Mutluluğa Koşun!
Yazan: Dr. Murat Kınıkoğlu
Koşu veya yoğun spor yapanların uyuşturucu almış gibi kendilerinden geçtiklerini biliyor muydunuz? Kısa koşulardan bahsetmiyorum, bu işi gerçekten spor amacıyla yapan, günde bir saatten az spor yapmayan kişilerden bahsediyorum. Bizim ülkede fazla yok ama batı ülkelerinde spor bağımlılarının sayısı oldukça fazla. Tabii bu bağımlılığın güzel bir farkı var; koşunun uyuşturuculardan farklı olarak hiçbir zararı yok, üstelik yalnız mutluluk vermekle kalmıyor aynı zamanda insanın ömrünü uzatıyor.

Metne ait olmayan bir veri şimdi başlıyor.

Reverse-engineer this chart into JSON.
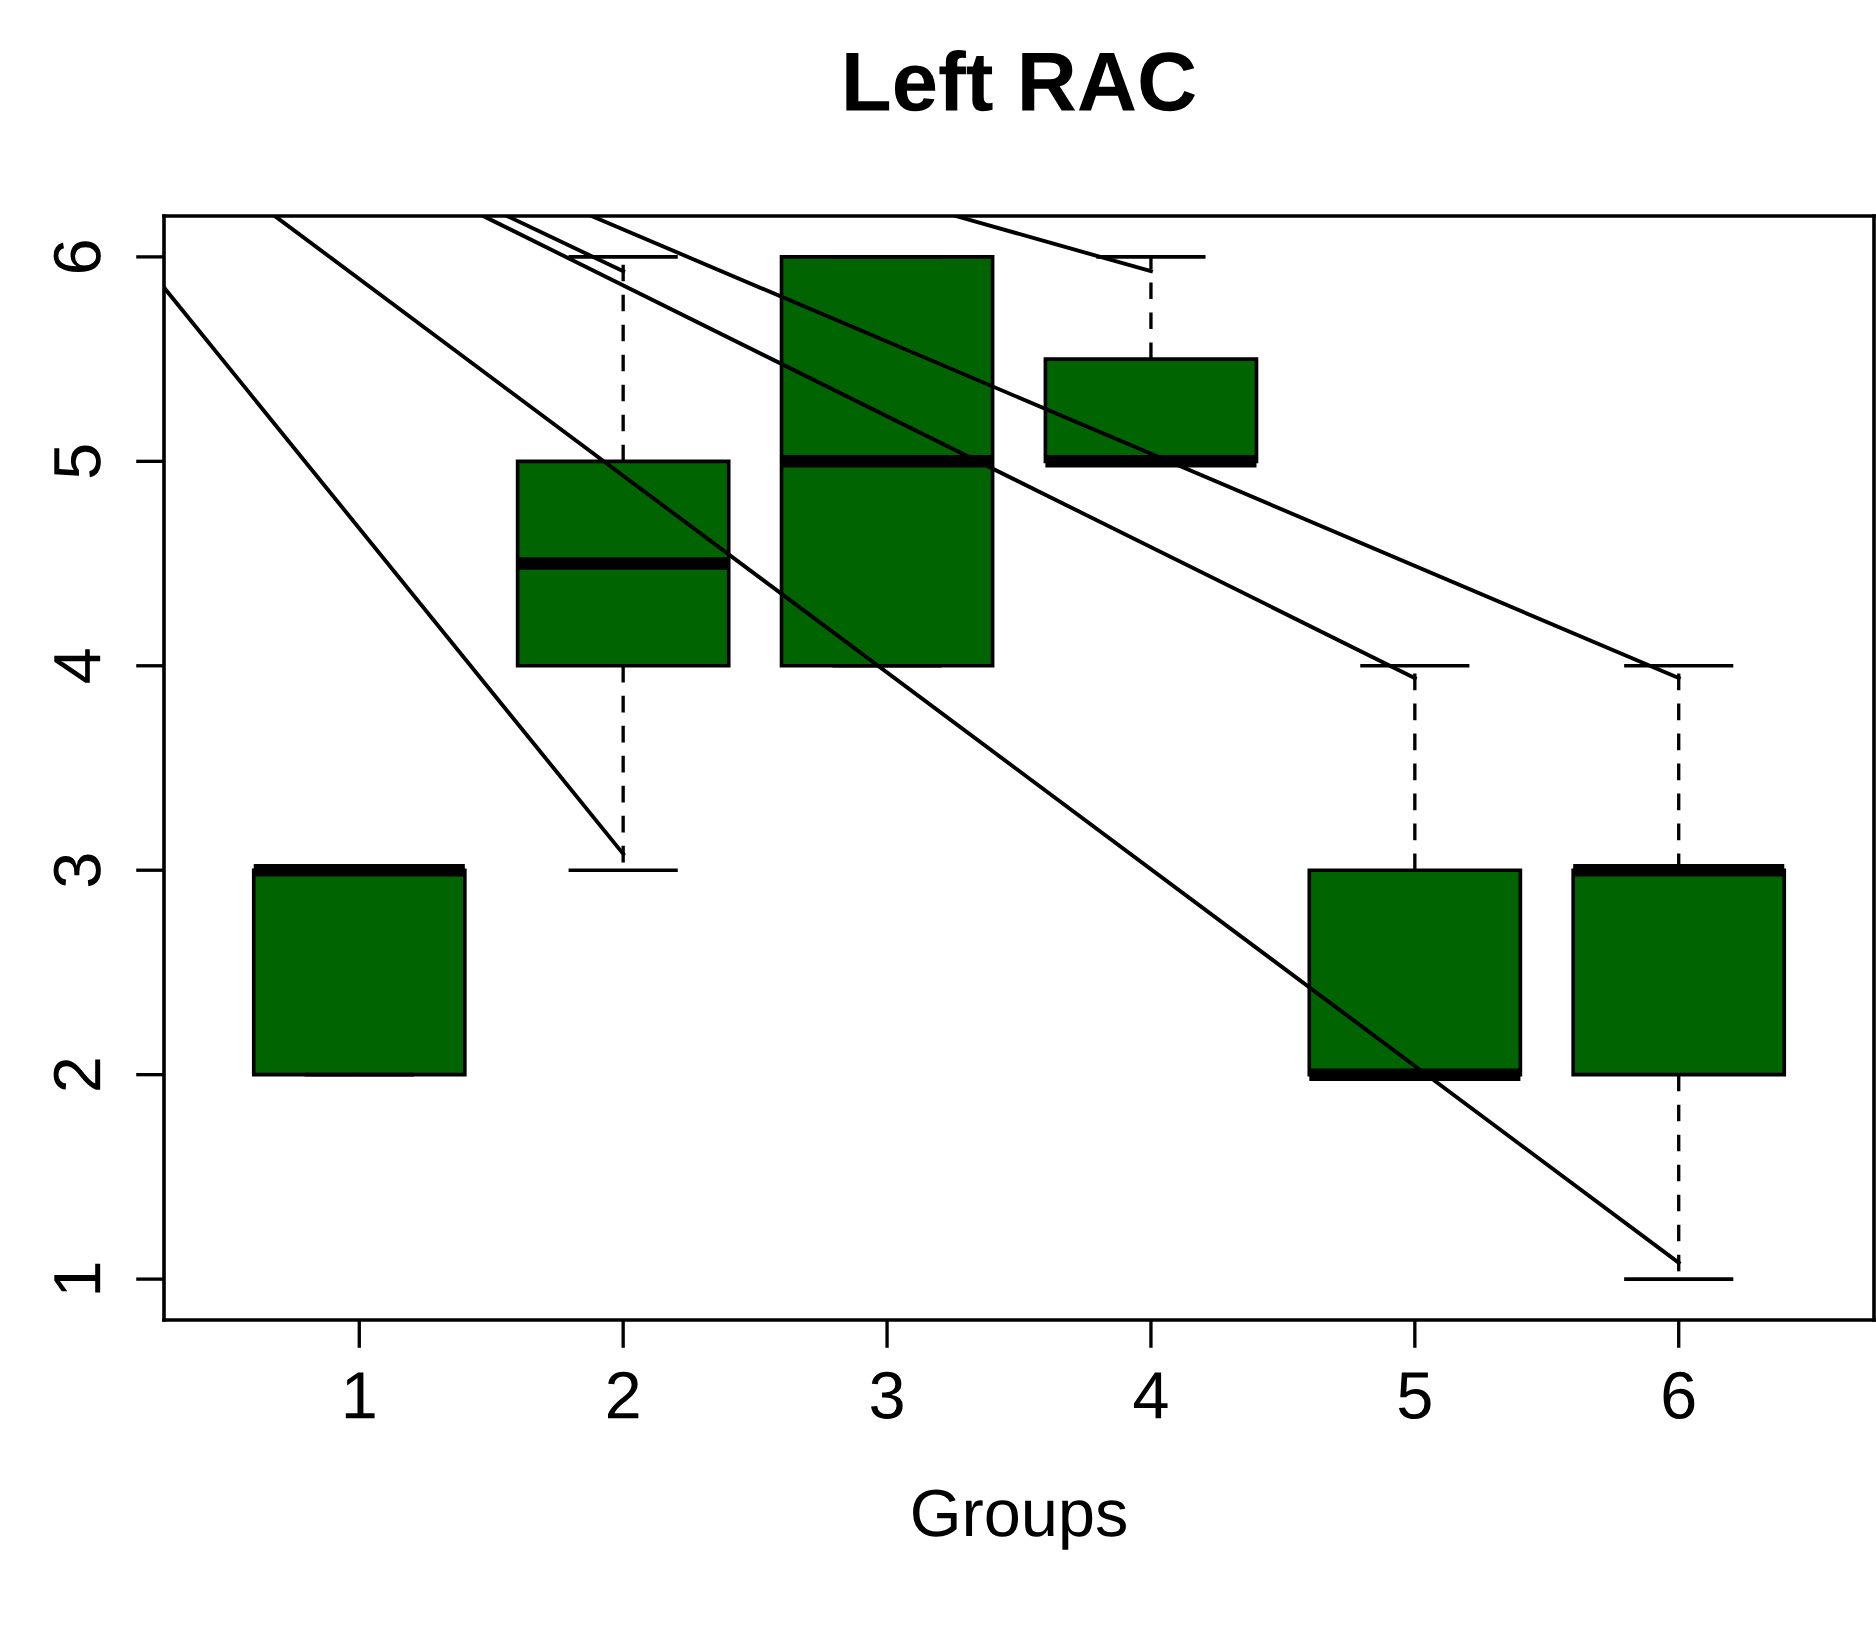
{
  "chart_data": {
    "type": "box",
    "title": "Left RAC",
    "xlabel": "Groups",
    "x": [
      1,
      2,
      3,
      4,
      5,
      6
    ],
    "xlim": [
      0.26,
      6.74
    ],
    "xticks": [
      1,
      2,
      3,
      4,
      5,
      6
    ],
    "ylim": [
      0.8,
      6.2
    ],
    "yticks": [
      1,
      2,
      3,
      4,
      5,
      6
    ],
    "grid": false,
    "series": [
      {
        "color": "#006400",
        "boxes": [
          {
            "low": 2,
            "q1": 2,
            "median": 3,
            "q3": 3,
            "high": 3
          },
          {
            "low": 3,
            "q1": 4,
            "median": 4.5,
            "q3": 5,
            "high": 6
          },
          {
            "low": 4,
            "q1": 4,
            "median": 5,
            "q3": 6,
            "high": 6
          },
          {
            "low": 5,
            "q1": 5,
            "median": 5,
            "q3": 5.5,
            "high": 6
          },
          {
            "low": 2,
            "q1": 2,
            "median": 2,
            "q3": 3,
            "high": 4
          },
          {
            "low": 1,
            "q1": 2,
            "median": 3,
            "q3": 3,
            "high": 4
          }
        ]
      },
      {
        "type": "line",
        "color": "#000000",
        "x": [
          0.26,
          2.0
        ],
        "values": [
          5.85,
          3.08
        ]
      },
      {
        "type": "line",
        "color": "#000000",
        "x": [
          0.68,
          6.0
        ],
        "values": [
          6.2,
          1.08
        ]
      },
      {
        "type": "line",
        "color": "#000000",
        "x": [
          1.47,
          5.0
        ],
        "values": [
          6.2,
          3.94
        ]
      },
      {
        "type": "line",
        "color": "#000000",
        "x": [
          1.56,
          2.0
        ],
        "values": [
          6.2,
          5.93
        ]
      },
      {
        "type": "line",
        "color": "#000000",
        "x": [
          1.88,
          6.0
        ],
        "values": [
          6.2,
          3.94
        ]
      },
      {
        "type": "line",
        "color": "#000000",
        "x": [
          3.26,
          4.0
        ],
        "values": [
          6.2,
          5.93
        ]
      }
    ]
  }
}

Archives of Internal Medicine dergisinin Ağustos 2008 sayısında yayınlanan bir makale, koşunun yaşlanmayı geciktirici etkisini bir kez daha göstermişti. Düzenli koşu alışkanlığı olan 50 yaşın üzerindeki 538 kişi ile, koşu yapmayan 423 kişiyi 20 yıl süreyle takip ediliyor. Bu süre içinde düzenli koşu yapanların %15’i, koşu yapmayanların ise %34’ü ölüyor. Gördüğünüz gibi oldukça önemli bir fark var. Hayatta kalan ve hâlâ spora devam eden katılımcılar şu anda 70-80 yaşlarındalar. Araştırmayı yapan doktorlar düzenli koşu yapmanın özellikle felç ve kalp krizinden ölümleri azalttığını söylüyor. Hastalarımın içinde koşu yapmayı “bir nevi zorlama” gibi kabul eden, dizleri veya kalbi için zararlı olabileceğini düşünenler olduğunu biliyorum. Eğer obez değilseniz ve başka bir ortopedik kusurunuz yoksa koşu yapmak hem kalbiniz hem de dizleriniz için son derece yararlıdır.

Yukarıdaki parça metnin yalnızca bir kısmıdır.